UN QUADRO «IMPRENDITORIALE» INQUIETANTE ED IL SISTEMA APPALTI DA RENDERE PIÙ STRINGENTE

“Con un certo cinismo le volevo confessare che volevo sfruttare il coronavirus anche per questo”. Queste sono le raggelanti parole di Irene Pivetti, proferite a fine febbraio di quest’anno. Parlando della chiusura dei voli dalla Cina, segretamente registrata da un imprenditore ferroviario che lamentava di essere stato da lei raggirato, così diceva riguardo l’idea di far arrivare materiale sanitario dalla Cina via treno. Il tutto, badate bene, in un servizio – quello delle Iene – dove emerge davvero un quadro “imprenditoriale” inquietante. Con sedi societarie fantasma tra Polonia e San Marino, imprenditori coinvolti per lavori mai portati a termine (e addirittura “minacciati” a colpi di fatture da 50mila euro, al fine di scoraggiarli dal chiedere di venir pagati per quanto avevano fatto per la società della Pivetti). E diversi altri elementi che, davvero, ci portano oggi a chiederci in che modo e maniera Irene Pivetti, con la sua società, sia riuscita ad ottenere un contratto da 30 milioni di euro (nostri eh) per la fornitura di mascherine poi rivelatesi addirittura false. Piccolo dettaglio per il quale la procura sta indagando per ricettazione, frode nell’esercizio del commercio, vendita di cose con impronte contraffatte e violazioni della legge doganale (non ci si fa mancare niente).
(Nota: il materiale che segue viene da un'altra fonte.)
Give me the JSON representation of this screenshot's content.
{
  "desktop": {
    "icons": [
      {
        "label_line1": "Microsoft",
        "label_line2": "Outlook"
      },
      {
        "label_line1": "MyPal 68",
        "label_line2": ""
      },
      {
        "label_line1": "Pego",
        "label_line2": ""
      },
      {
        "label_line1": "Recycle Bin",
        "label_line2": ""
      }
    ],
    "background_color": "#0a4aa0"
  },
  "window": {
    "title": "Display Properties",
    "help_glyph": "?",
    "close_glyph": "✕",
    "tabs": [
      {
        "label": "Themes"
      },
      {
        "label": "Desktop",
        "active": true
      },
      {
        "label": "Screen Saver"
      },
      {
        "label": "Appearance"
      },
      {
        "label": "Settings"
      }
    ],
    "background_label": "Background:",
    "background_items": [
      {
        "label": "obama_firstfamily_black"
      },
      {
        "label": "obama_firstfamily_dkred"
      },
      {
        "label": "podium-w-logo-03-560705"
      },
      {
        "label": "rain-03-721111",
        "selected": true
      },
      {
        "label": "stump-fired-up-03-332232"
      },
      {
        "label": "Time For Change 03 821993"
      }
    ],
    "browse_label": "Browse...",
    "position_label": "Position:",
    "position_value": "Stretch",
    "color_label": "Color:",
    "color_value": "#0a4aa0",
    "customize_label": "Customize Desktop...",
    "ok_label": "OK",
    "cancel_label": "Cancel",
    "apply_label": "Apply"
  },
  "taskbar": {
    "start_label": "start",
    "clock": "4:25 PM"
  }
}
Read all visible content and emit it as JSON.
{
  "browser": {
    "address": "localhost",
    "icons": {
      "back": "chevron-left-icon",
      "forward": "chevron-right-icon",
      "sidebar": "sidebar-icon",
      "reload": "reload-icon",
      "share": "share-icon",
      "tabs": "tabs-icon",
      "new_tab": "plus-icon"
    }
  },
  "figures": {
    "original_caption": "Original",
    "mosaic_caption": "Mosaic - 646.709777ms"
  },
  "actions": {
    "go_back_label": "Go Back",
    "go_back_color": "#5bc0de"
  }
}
Ora le indagini continuano ma, anche alla luce del servizio di ieri sera, si può solo che rimanere basiti. E davvero questo ennesimo – eclatante – caso dovrebbe portarci a riflettere su tutto il sistema di appalti. Ma non, come vorrebbe qualcuno, per “aprirlo” ancora di più, sospendendo il codice stesso. Ma forse per renderlo un attimo più stringente.